ÉTATS-UNIS D’AMÉRIQUE


380. Le Comité a examiné le rapport initial et les deuxième et troisième rapports périodiques des États-Unis d’Amérique, soumis en un seul document (CERD/C/351/Add.1) et attendus respectivement les 20 novembre 1995, 1997 et 1999, à ses 1474e, 1475e et 1476e séances (CERD/C/SR.1474 à 1476), tenues les 3 et 6 août 2001. À sa 1486e séance (CERD/C/SR.1486), le 13 août 2001, il a adopté les conclusions ci-après.

A. Introduction

381. Le Comité se félicite d’avoir eu la possibilité d’engager le dialogue avec l’État partie et se dit encouragé par la présence d’une délégation de haut niveau ainsi que par le professionnalisme et le caractère constructif des délibérations.


382. Le Comité note avec satisfaction que le contenu du rapport détaillé, franc et exhaustif soumis par l’État partie est conforme aux principes directeurs révisés pertinents du Comité et que ce rapport a été établi en consultation avec des organisations non gouvernementales et d’autres groupes d’intérêt publics. Le Comité se félicite également des renseignements de fond et complémentaires apportés oralement par la délégation en réponse à toute une série de questions posées par les membres du Comité.


383. Eu égard au dialogue mené, le Comité souhaite souligner qu’indépendamment des relations qu’entretiennent les autorités fédérales avec les États fédérés – lesquels sont dotés de compétences étendues d’ordre juridictionnel et législatif – le Gouvernement fédéral est tenu par la Convention de veiller à son application sur l’ensemble du territoire.

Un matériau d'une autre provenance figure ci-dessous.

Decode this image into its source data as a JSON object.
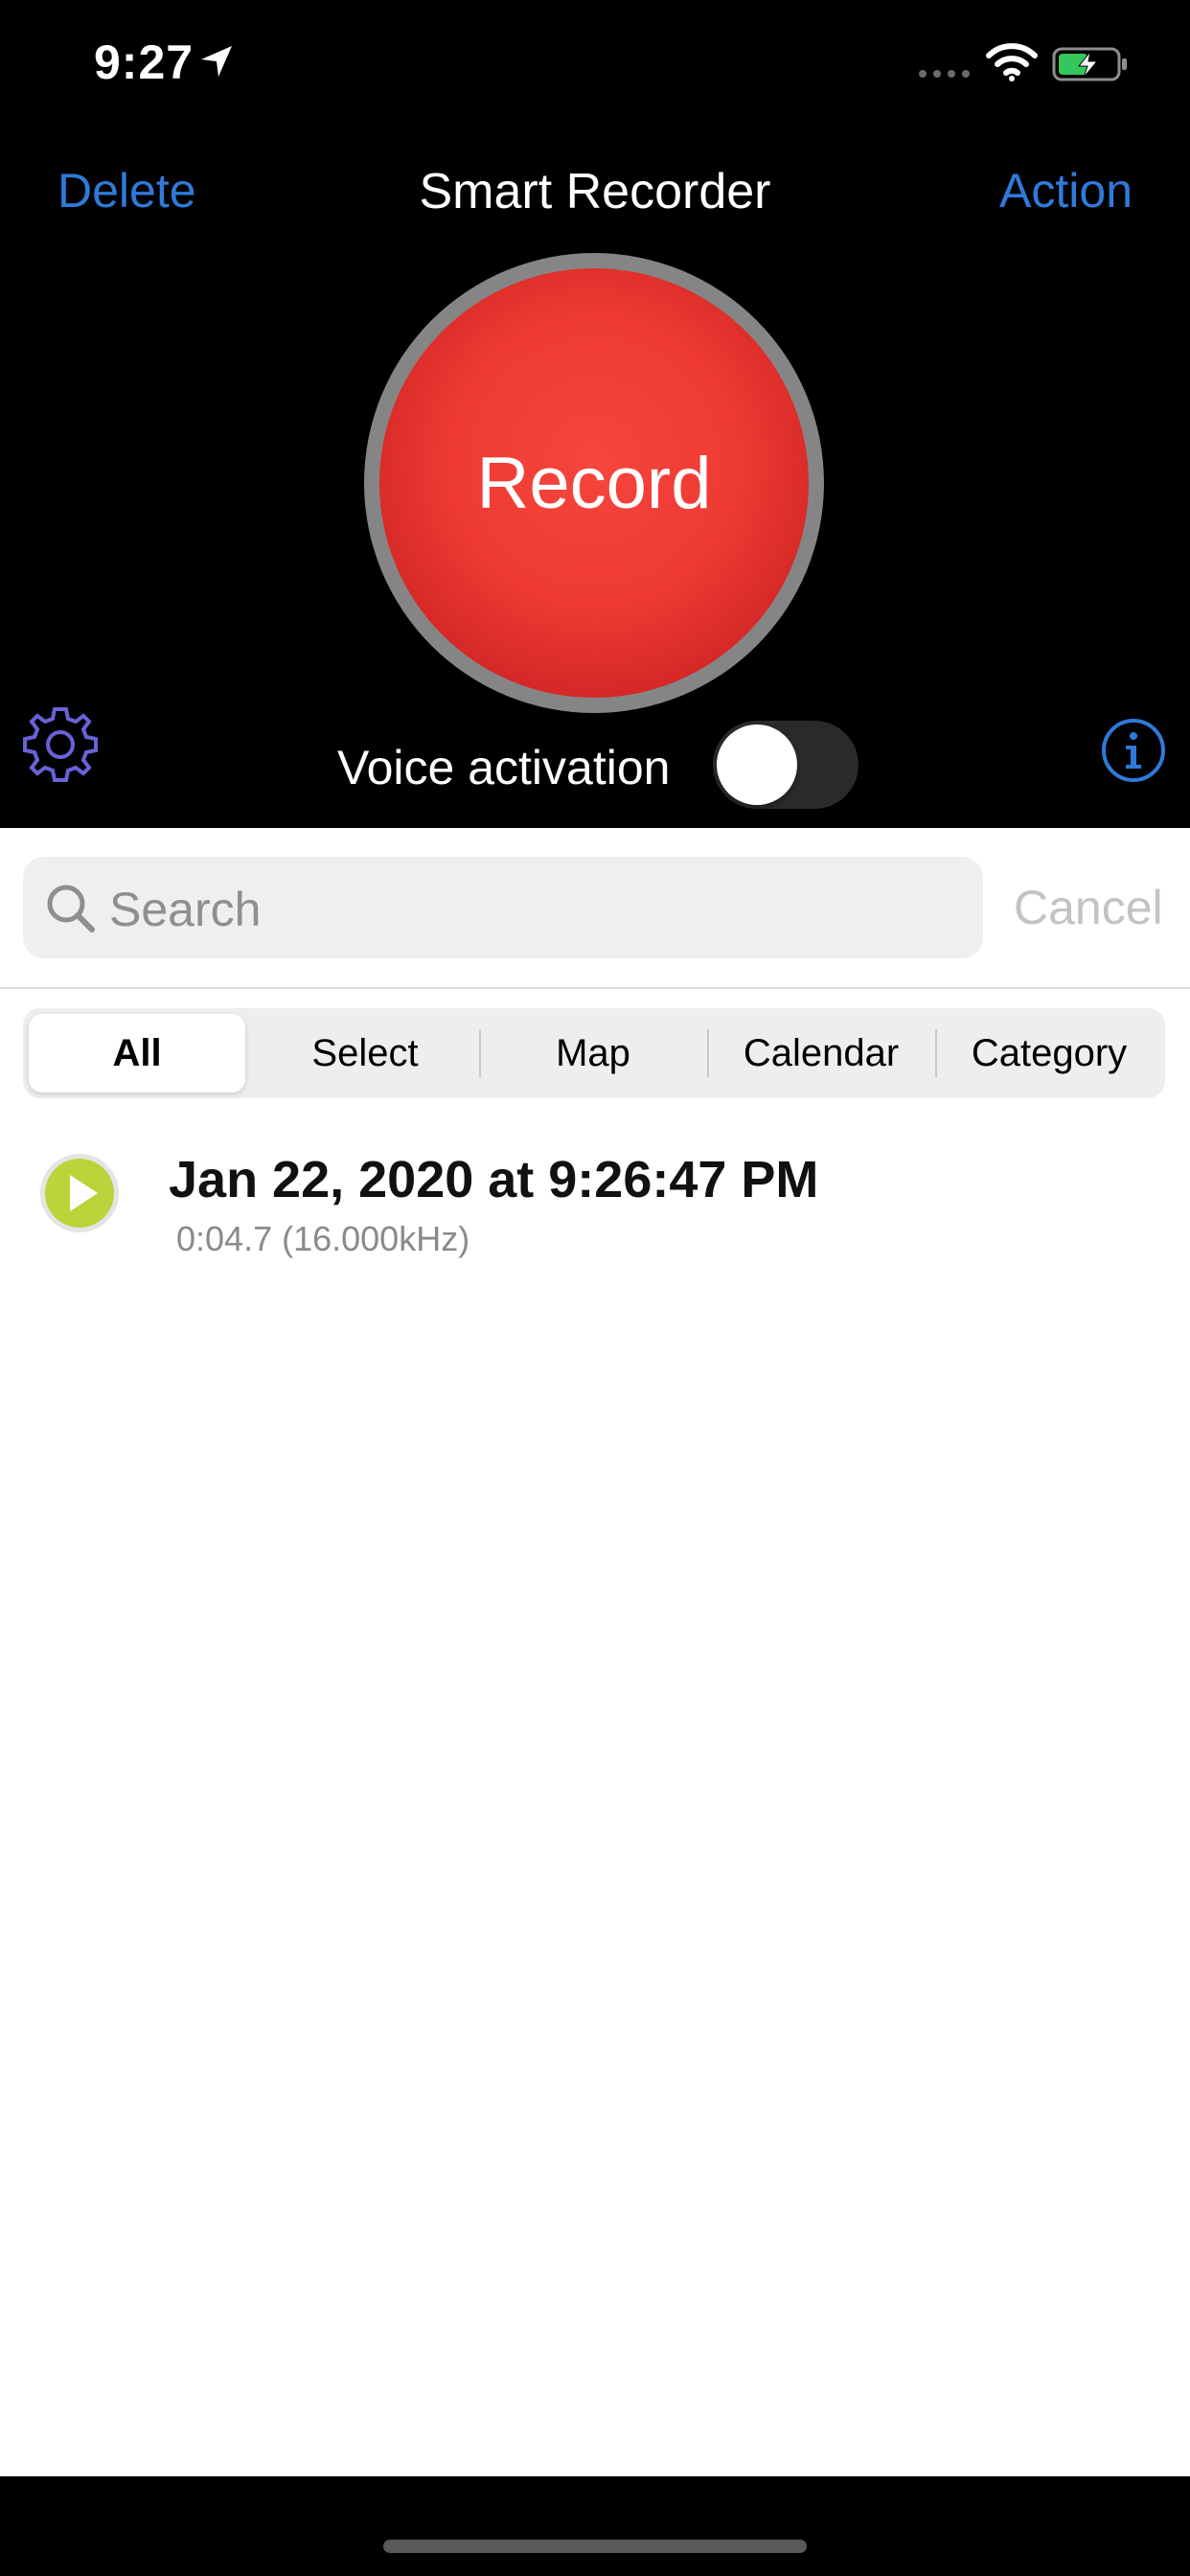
{
  "status_bar": {
    "time": "9:27",
    "icons": [
      "location-arrow-icon",
      "signal-dots-icon",
      "wifi-icon",
      "battery-charging-icon"
    ]
  },
  "nav": {
    "left_label": "Delete",
    "title": "Smart Recorder",
    "right_label": "Action"
  },
  "recorder": {
    "record_label": "Record",
    "voice_activation_label": "Voice activation",
    "voice_activation_on": false
  },
  "search": {
    "placeholder": "Search",
    "cancel_label": "Cancel"
  },
  "segments": {
    "items": [
      "All",
      "Select",
      "Map",
      "Calendar",
      "Category"
    ],
    "selected": "All"
  },
  "recordings": [
    {
      "title": "Jan 22, 2020 at 9:26:47 PM",
      "detail": "0:04.7 (16.000kHz)"
    }
  ],
  "colors": {
    "accent": "#2f7ad9",
    "record_red": "#ee3a33",
    "play_green": "#bcd33a",
    "settings_icon": "#6a62d8"
  }
}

B. Facteurs et difficultés entravant l’application de la Convention

384. Le Comité note la persistance des effets discriminatoires des séquelles de l’esclavage, de la ségrégation et des politiques destructrices à l’égard des Américains autochtones.

C. Aspects positifs

385. Le Comité relève que l’État partie mentionne le caractère multiethnique, multiracial et multiculturel de la société américaine.


386. Le Comité note qu’au cours des dernières années l’État partie a ratifié – ou y a accédé – un certain nombre d’instruments internationaux relatifs aux droits de l’homme, dont la Convention, et soutient cette évolution. Il note en outre que l’ordonnance exécutive 13107 du 10 décembre 1998 sur l’application des traités relatifs aux droits de l’homme dispose que «le Gouvernement des États-Unis a pour politique et pratique de respecter et mettre en œuvre pleinement les obligations lui incombant en vertu des traités internationaux relatifs aux droits de l’homme auxquels il est partie», dont la Convention.


387. Le Comité note que la Déclaration des droits (
Bill of Rights) et les lois fédérales constituent un vaste cadre constitutionnel et législatif tendant à protéger efficacement les droits civils en général.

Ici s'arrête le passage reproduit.